I cannot avoid the feeling that there is something symbolic in the discovery of the scrolls and their acquisition at the moment of the creation of the State of Israel. It is as if these manuscripts had been waiting in caves for two thousand years, ever since the destruction of Israel’s independence, until the people of Israel had returned to their home and regained their freedom.8

Towards the end of January 1948, Sukenik arranged to view the scrolls held by Metropolitan Samuel. The meeting, again, was to be clandestine. It was to occur in the British sector of Jerusalem, at the YMCA, where the librarian was a member of the Metropolitan’s congregation. Security was particularly tight here, the YMCA being situated directly across the road from the King David Hotel, which had been bombed, with great loss of life, in 1946. To enter the zone, Sukenik had to obtain a pass from the British District Officer, Professor Biran.
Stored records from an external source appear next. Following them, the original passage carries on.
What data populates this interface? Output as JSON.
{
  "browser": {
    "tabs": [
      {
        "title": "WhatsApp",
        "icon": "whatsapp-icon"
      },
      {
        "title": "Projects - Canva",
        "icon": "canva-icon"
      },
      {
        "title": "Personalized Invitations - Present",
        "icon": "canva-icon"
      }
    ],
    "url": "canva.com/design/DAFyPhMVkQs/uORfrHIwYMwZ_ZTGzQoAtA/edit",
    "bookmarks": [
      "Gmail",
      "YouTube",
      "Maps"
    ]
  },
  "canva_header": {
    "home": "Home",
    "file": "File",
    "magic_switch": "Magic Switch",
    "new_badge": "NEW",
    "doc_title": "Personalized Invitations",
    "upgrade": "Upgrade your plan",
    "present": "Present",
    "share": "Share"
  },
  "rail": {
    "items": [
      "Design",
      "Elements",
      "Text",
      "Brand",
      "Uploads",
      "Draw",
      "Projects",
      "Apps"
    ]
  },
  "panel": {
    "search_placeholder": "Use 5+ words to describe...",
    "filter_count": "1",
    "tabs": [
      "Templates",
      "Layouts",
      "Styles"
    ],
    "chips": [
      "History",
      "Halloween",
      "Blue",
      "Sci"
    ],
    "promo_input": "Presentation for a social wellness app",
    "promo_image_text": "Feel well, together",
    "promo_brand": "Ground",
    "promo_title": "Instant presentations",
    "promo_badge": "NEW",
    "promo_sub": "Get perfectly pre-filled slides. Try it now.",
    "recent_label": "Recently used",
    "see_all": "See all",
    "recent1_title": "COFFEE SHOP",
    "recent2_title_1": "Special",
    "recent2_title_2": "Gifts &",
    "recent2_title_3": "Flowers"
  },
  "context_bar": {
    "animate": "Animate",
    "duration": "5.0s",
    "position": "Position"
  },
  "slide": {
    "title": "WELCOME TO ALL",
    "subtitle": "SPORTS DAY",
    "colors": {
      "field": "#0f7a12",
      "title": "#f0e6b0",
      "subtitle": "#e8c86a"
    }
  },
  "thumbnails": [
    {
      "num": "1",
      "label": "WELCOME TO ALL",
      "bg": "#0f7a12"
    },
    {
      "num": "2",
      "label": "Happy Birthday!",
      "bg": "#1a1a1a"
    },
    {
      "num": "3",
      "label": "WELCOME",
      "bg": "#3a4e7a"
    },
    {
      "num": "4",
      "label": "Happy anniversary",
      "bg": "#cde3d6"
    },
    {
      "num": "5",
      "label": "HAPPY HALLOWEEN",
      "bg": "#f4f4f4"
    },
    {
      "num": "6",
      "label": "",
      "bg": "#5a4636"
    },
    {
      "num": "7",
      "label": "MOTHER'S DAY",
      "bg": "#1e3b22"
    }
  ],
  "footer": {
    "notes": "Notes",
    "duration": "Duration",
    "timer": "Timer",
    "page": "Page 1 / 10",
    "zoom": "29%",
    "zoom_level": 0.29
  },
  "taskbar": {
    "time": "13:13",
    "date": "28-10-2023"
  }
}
Endeavouring to pass himself off as just another scholar, Sukenik carried a handful of library books with him and made his way to the YMCA. Here, in a private room, he was shown the Metropolitan’s scrolls and allowed to borrow them for inspection. He returned them to the Metropolitan on 6 February, unable to raise sufficient funds to purchase them. By that time, the political and economic situation was too tense for any bank to authorise the requisite loan. The local Jewish authorities, faced with the prospect of impending war, could not spare anything. No one else was interested.

Sukenik tried to bring down the price, and the Syrian agent representing the Metropolitan arranged to meet him a week later. By that time, Sukenik had contrived to raise the money required. He heard nothing, however, from the Metropolitan or the agent, until some weeks later a letter arrived from the Syrian declaring that the Metropolitan had decided, after all, not to sell. Unknown to Sukenik, negotiations were already in train by then with American scholars who had photographed the scrolls and insisted a much better price could be elicited for them in the United States. Sukenik, needless to say, was mortified by the lost opportunity.